主張
「成長」「骨太」決定
「企業が活躍しやすい」の正体
安倍晋三政権が、「アベノミクス」第3の柱の「成長戦略」と「経済財政運営と改革の基本方針」(骨太方針)、「規制改革」の実施計画を閣議決定しました。安倍首相は就任以来、「大胆な金融緩和」「機動的な財政政策」とともに、「成長戦略」で「世界一企業が活躍しやすい国」をめざすとしてきました。閣議決定した「成長戦略」や「骨太方針」は、「企業が活躍しやすい」との言葉通り、大企業の「自由」は拡大する一方、国民の暮らしは切り縮める、「アベノミクス」の正体を浮き彫りにするものです。
財界・大企業の自由拡大
「日本再興戦略」と銘打った「成長戦略」が、大企業の「自由」やもうけを増やすことしか考えていないことは、当初の素案にくらべ、最終案でさらに財界・大企業が要求した減税などが追加されたことをみても明らかです。
「成長戦略」にはもともと首切りがしやすい「多様な正社員」を導入することや「残業代ゼロ」の「裁量」労働や派遣労働を拡大することなど、大企業にとって「首切り自由」「ただ働き自由」の拡大が盛り込まれていました。原発についても「活用」を明記し再稼働や輸出を推進し、環太平洋連携協定(TPP)参加はすすめる内容です。財界の要望に沿い国民の願いは踏みにじるものです。
最終案でさらに追加されたのは、「素案では力不足だ」という財界の声に応える、設備投資減税や研究開発減税の拡大です。設備投資減税でうるおうのはまず大企業です。参院選後の国会に「産業競争力強化法」を出すことも約束しました。財界が強く要求した法人税の実効税率引き下げは盛り込まれませんでしたが、検討を示唆しています。
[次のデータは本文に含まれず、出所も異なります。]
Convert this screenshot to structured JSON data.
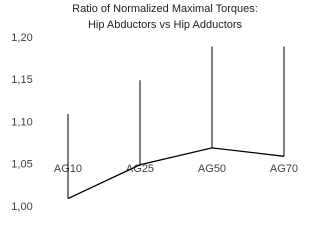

まさに暴走です。
「成長戦略」が「一丁目一番地」という「規制緩和」のため、最終案で医薬品のインターネット販売を原則解禁したことや、保険診療と保険外診療の併用で医療に差別を持ち込む「混合診療」を拡大する方向を盛り込んだことも重大です。医薬品のネット販売解禁は素案では見送られていたのに「成長戦略」を決めた産業競争力会議の財界人の一人が強く要求し、首相の決断で盛り込まれたといいます。まさに“お手盛り”であり、政策私物化の典型です。
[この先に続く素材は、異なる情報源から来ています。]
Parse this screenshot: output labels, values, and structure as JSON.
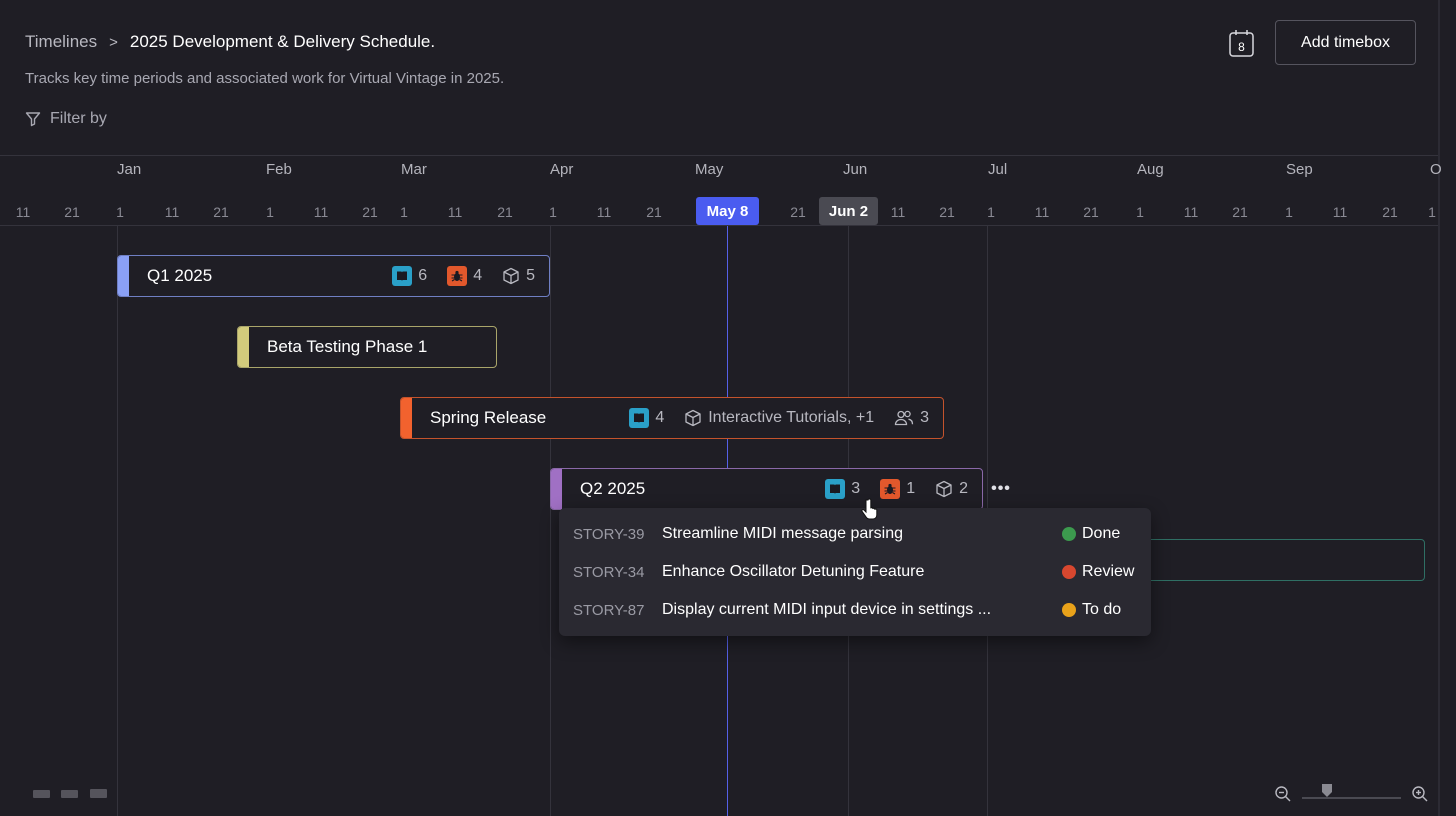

「成長戦略」のこうした財界・大企業への大盤振る舞いは、政府が4年ぶりで決めた経済財政運営の「骨太方針」で、社会保障などを「聖域とせず、見直しに取り組む」ことを明記し、消費税増税に「着実に取り組む」と打ち出したことと対照的です。法人税は減税し、消費税は増税するなど言語道断です。安倍政権には、国民の暮らしは眼中にありません。
多国籍企業だけが栄え
「アベノミクス」はすでに、金利の上昇、株価の乱高下などで足元がふらついています。もともと国民の所得を増やさなければ、経済も財政も立て直せません。
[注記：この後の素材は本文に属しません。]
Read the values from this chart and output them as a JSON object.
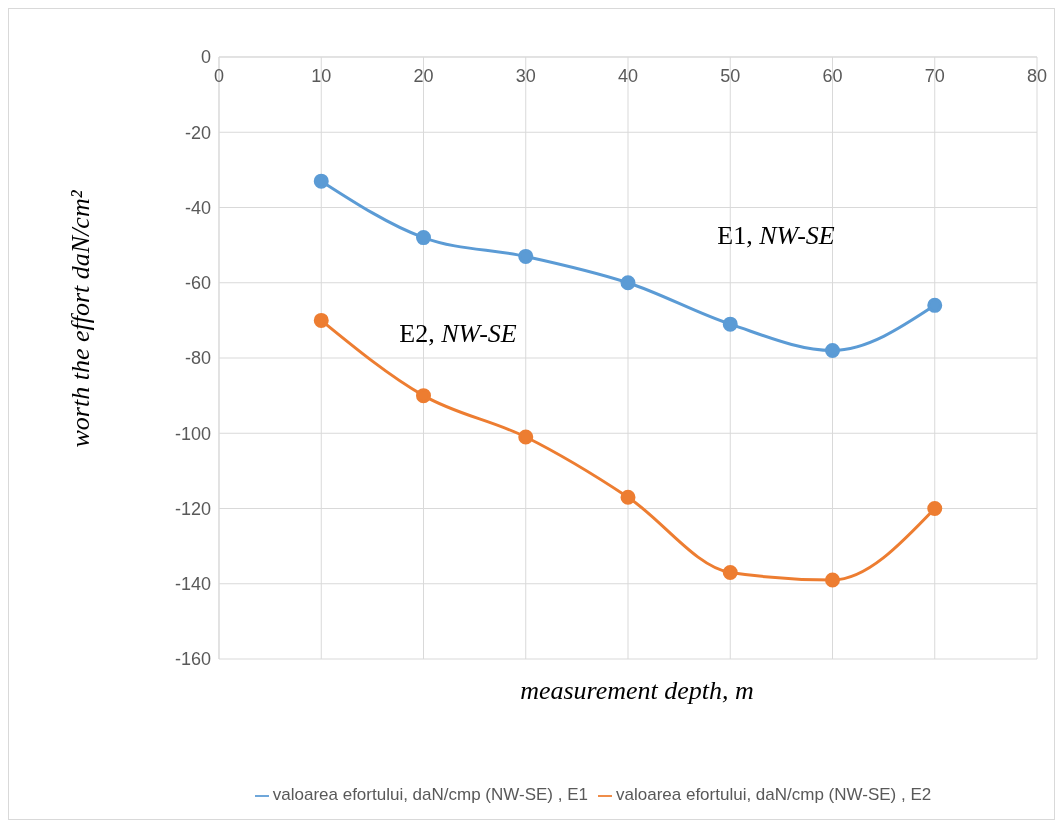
{
  "chart_data": {
    "type": "line",
    "xlabel": "measurement depth, m",
    "ylabel": "worth the effort daN/cm²",
    "x": [
      10,
      20,
      30,
      40,
      50,
      60,
      70
    ],
    "series": [
      {
        "name": "valoarea efortului, daN/cmp (NW-SE) , E1",
        "color": "#5b9bd5",
        "values": [
          -33,
          -48,
          -53,
          -60,
          -71,
          -78,
          -66
        ]
      },
      {
        "name": "valoarea efortului, daN/cmp (NW-SE) , E2",
        "color": "#ed7d31",
        "values": [
          -70,
          -90,
          -101,
          -117,
          -137,
          -139,
          -120
        ]
      }
    ],
    "annotations": [
      "E1, NW-SE",
      "E2, NW-SE"
    ],
    "xlim": [
      0,
      80
    ],
    "xticks": [
      0,
      10,
      20,
      30,
      40,
      50,
      60,
      70,
      80
    ],
    "ylim": [
      -160,
      0
    ],
    "yticks": [
      -160,
      -140,
      -120,
      -100,
      -80,
      -60,
      -40,
      -20,
      0
    ],
    "grid": true,
    "legend": "bottom",
    "marker": "circle",
    "line_style": "solid"
  }
}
「成長戦略」が、「国民総所得(GNI)」を目標に掲げたことは重大です。GNIは企業の海外でのもうけを国内総生産(GDP)に加えたものです。多国籍企業化する大企業に都合のよい指標です。
大企業が国内の雇用を減らし「空洞化」させても海外でもうければいいという、まさに“亡国”の道を許さないためにも、「アベノミクス」は中止すべきです。